Friends, we cannot keep doing church like we did back in the 1950’s because this isn’t even the same place anymore!  It is larger, it is more ethnically diverse, it is more racially divided, and it is more separated along lines of income and wealth.  Truth be told, it’s a little like Paul standing in Athens and not recognizing a thing in sight. 

And to that, sisters and brothers, I say: thanks be to God!  Thanks be to God that we’re not in familiar territory anymore and cannot simply do things the way we’ve always done them.  Thanks be to God that we have to work to look for an “in,” look for that “unknown altar;” to say “yes-and.”  Because the city of Charlotte and the world does not need the church we once were.  It needs the church we are becoming; the church God is compelling us to be. 

This is where God wants us.  In a growing, dynamic and changing Charlotte.  In a state and country and world rife with political and theological divides.  Right in the mess of racial tensions and economic disparity.  And there’s no sense fighting it.  No sense trying to turn the clock back.  No sense sticking our head in the sand and pretending things are different.  This is where we’ve been planted. 

And you know what they say….

Bloom where we’re planted.  Bloom by saying over and over again “yes-and” to what God is doing in us and among us.  Truth be told, we’ve been doing a lot of it already.

We are a 500-member church in a 1500-member facility.  We say “yes-and” when we put that space to good use by sharing it with our ministry partners – our Weekday School ministry, Philips Academy, Shepherds Center.

We have nine acres at the back of our property that we’re not using and won’t ever need. We say “yes-and” when we turn that land into resources to tend to both capital needs and missional and programmatic opportunities.

We say “yes-and” when we welcome guests on cold Wednesday nights to our Fellowship Hall and Youth Center for Room In The Inn.  We say “yes-and” when twenty folks show up on a Saturday morning to do some grounds work in between Facility Managers.  We say “yes-and” when we partner with an outside group to host Friday night food trucks.

Trinity, you are already experts at saying “yes-and” in the life of the church, because that’s what being church today requires us to do.  So what new ways will we say “yes-and;” what new ways will we choose to bloom where we’re planted – in the coming year, in the coming decades?

After our lunch today, I’m heading home to tend to that weeping cherry sapling.  I’ve got to make sure it survives a scorching hot Charlotte summer – so that when October rolls around, I’ll plant it in its permanent home.  And next spring, God willing, it’ll bloom the beautiful white-pink flowers that will say to everyone who sees it, “I’m here.  I’m right where I belong.”
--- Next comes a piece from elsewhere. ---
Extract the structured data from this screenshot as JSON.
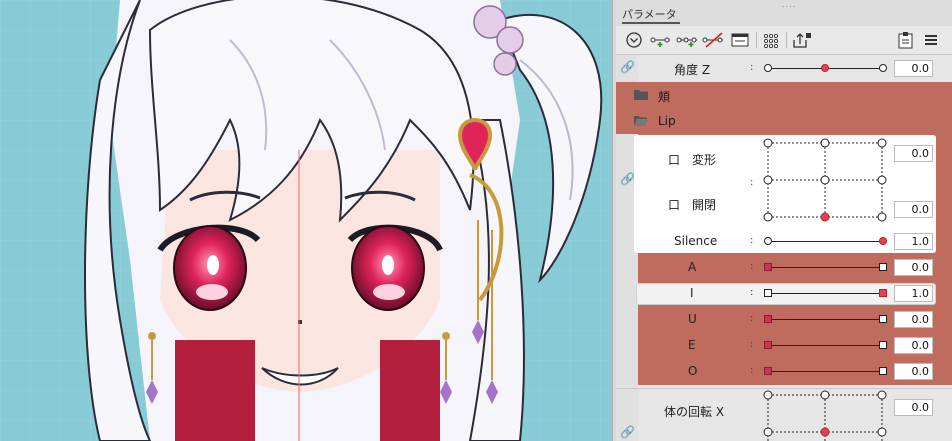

You know this place, this time, is right where we belong, right?  You know this is where God has put our church.  Let us bloom in this place – bloom as God’s faithful and improvising church. 

In the name of God the Creator, Redeemer and Sustainer, thanks be to God – and may all of God’s people say, AMEN!

 

* Because sermons are meant to be preached and are therefore prepared with the emphasis on verbal presentation, the written accounts occasionally stray from proper grammar and punctuation.

[1] MaryAnn McKibben Dana, God, Improv and The Art of Listening, pgs. 11-12.
[3] https://en.wikipedia.org/wiki/Charlotte,_North_Carolina, visited on 5.28.2018. Also Charlotte: State of The City Report  by For Charlotte Mission Network.
[4] Charlotte: State of The City Report  by For Charlotte Mission Network.